Although acknowledging that the crypto bubble had burst in 2022, the Coingecko 2022 industry report affirmed that the “excesses” from the last bull market had been flushed out. Bobby Ong, COO and co-founder of Coingecko said:
“2022 marked a turning point for the crypto industry – one that flushed out unsustainable excesses from the bull run. In this new year, we hope to see crypto slowly make a recovery, with more efforts going towards rebuilding trust and credibility.”
The report highlighted several areas of the crypto market, and began by noting that the market had begun the year at $2.3 trillion, but had fallen below $1 trillion by Q2. The second half of the year saw sideways movement as crypto consolidated down to $829 million, losing more than 64% of total market cap for the year.

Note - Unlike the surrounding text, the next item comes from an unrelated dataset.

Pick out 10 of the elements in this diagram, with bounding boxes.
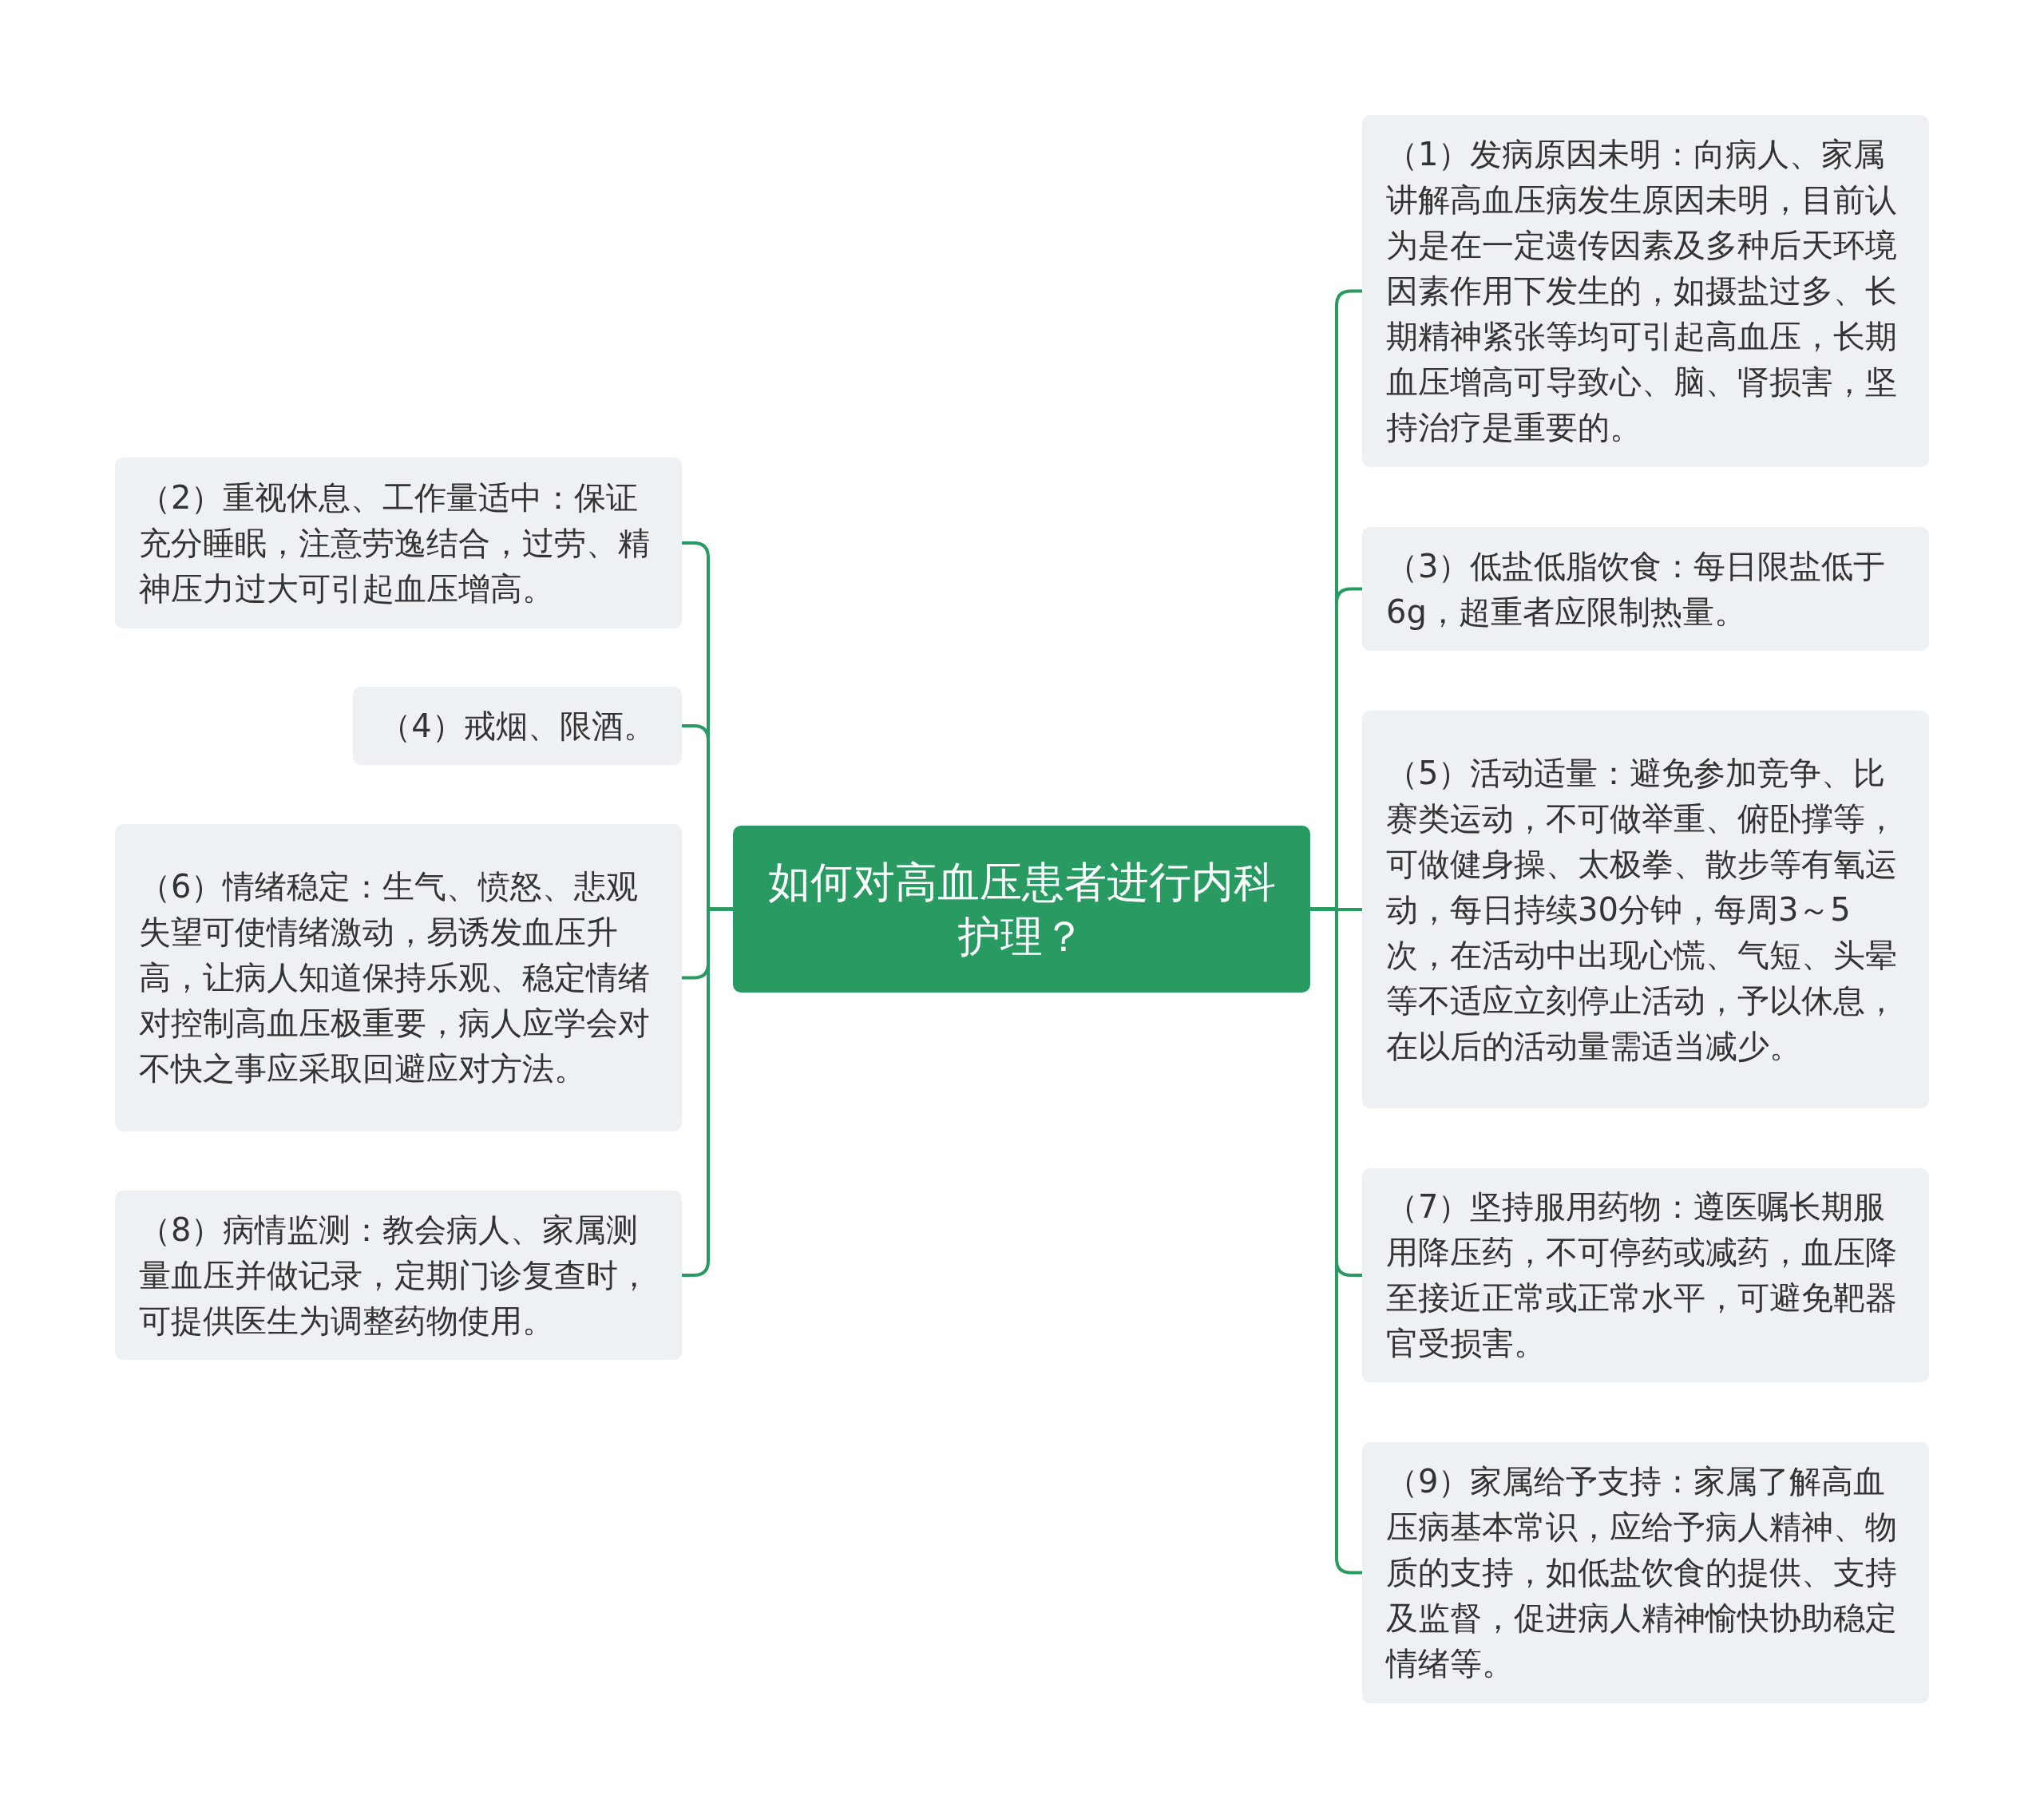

Stablecoins increased dominance as investors looked for safer havens, with the exception of when Terra Luna collapsed, which saw a $27.3 million stablecoin outflow. Since that time, stablecoins have shown more resilience.

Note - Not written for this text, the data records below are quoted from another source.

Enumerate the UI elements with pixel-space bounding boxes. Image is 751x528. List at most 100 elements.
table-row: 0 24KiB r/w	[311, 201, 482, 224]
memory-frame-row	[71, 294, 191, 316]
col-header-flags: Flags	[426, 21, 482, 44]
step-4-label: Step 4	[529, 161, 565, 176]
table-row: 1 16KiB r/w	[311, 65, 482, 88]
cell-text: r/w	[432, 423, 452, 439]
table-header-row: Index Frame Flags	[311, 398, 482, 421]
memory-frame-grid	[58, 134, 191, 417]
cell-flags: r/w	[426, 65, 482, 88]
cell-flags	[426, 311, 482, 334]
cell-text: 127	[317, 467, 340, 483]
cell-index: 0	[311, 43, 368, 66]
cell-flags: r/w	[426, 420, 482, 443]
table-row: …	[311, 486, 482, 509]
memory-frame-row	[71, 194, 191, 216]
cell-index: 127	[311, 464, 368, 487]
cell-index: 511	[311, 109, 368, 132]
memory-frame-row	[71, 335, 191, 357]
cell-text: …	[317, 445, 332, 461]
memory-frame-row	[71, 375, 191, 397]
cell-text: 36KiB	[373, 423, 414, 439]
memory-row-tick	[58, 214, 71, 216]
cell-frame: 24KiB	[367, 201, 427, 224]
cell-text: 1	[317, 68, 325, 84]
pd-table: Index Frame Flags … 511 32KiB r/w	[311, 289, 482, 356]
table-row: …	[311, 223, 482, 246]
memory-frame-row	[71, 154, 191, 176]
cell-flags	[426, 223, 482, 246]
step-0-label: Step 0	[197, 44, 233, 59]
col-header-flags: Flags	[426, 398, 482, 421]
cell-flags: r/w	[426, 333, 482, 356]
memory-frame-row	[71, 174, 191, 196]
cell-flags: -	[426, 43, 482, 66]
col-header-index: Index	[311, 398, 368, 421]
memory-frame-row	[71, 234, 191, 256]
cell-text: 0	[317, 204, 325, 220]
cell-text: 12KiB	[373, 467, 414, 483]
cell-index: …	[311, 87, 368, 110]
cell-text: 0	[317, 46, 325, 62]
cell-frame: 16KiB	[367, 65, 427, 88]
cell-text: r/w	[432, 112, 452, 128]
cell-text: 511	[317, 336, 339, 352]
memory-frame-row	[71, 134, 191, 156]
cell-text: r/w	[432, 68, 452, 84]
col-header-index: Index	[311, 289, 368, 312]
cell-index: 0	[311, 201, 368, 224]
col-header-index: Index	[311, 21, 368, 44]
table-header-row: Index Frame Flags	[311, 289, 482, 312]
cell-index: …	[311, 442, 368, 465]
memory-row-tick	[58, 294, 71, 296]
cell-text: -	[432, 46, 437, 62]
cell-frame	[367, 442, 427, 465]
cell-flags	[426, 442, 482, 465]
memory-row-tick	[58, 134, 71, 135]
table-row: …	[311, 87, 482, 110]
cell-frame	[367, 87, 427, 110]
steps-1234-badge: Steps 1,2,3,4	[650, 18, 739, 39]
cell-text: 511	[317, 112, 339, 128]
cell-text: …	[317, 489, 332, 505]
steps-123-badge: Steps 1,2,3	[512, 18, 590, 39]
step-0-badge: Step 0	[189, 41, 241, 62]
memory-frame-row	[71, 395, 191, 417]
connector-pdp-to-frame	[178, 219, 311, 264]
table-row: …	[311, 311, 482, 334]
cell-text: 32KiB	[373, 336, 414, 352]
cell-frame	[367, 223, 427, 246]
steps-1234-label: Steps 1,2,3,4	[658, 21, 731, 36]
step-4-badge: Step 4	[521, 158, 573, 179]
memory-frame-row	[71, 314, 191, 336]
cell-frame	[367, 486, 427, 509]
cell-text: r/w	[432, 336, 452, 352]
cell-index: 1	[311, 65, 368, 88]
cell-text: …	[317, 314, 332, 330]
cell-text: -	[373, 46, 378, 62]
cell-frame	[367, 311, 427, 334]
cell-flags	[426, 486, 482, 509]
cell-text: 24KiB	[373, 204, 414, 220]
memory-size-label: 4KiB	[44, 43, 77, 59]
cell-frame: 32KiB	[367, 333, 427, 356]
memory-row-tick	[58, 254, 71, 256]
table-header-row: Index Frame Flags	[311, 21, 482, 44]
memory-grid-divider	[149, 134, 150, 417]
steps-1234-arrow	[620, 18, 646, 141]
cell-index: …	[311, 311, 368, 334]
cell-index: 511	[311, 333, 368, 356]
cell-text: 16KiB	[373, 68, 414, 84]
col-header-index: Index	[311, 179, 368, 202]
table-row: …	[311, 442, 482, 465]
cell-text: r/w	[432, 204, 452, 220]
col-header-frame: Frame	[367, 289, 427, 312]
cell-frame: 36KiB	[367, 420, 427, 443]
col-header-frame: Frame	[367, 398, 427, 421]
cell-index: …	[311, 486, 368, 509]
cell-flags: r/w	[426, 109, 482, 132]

During the year, Bitcoin performed the worst against all other asset classes. Its 64.2% loss was almost double that of the Nasdaq, and more than three times the S&P 500.
As the bear market progressed, ETH staking grew from 8.8 million ETH staked the previous year, to 15.8 million by the end of 2022, perhaps in anticipation of the Shanghai upgrade expected in March this year.
The DeFi market cap shrank by 72.9%, with protocols such as Convex Finance (CVX) and Alchemix (ALCX) losing up to 95%. The derivatives niche saw far more activity and surpassed yield aggregators by market share.
In the NFT market, OpenSea was able to maintain its dominance over other NFT marketplaces with 65.4% of trading volume. The Solana-based Magic Eden ate into the dominance by rising to a 12.5% share. With wash trading becoming a concern, NFT creator royalties shrank by 94.9%.
Spot trading decreased over the year, and reached a low point in December of $0.46 trillion. Down from $1.5 trillion at the start of the year. Despite the FTX collapse, centralised exchanges still accounted for 92.5% of all trading volume.
Disclaimer: This article is provided for informational purposes only. It is not offered or intended to be used as legal, tax, investment, financial, or other advice.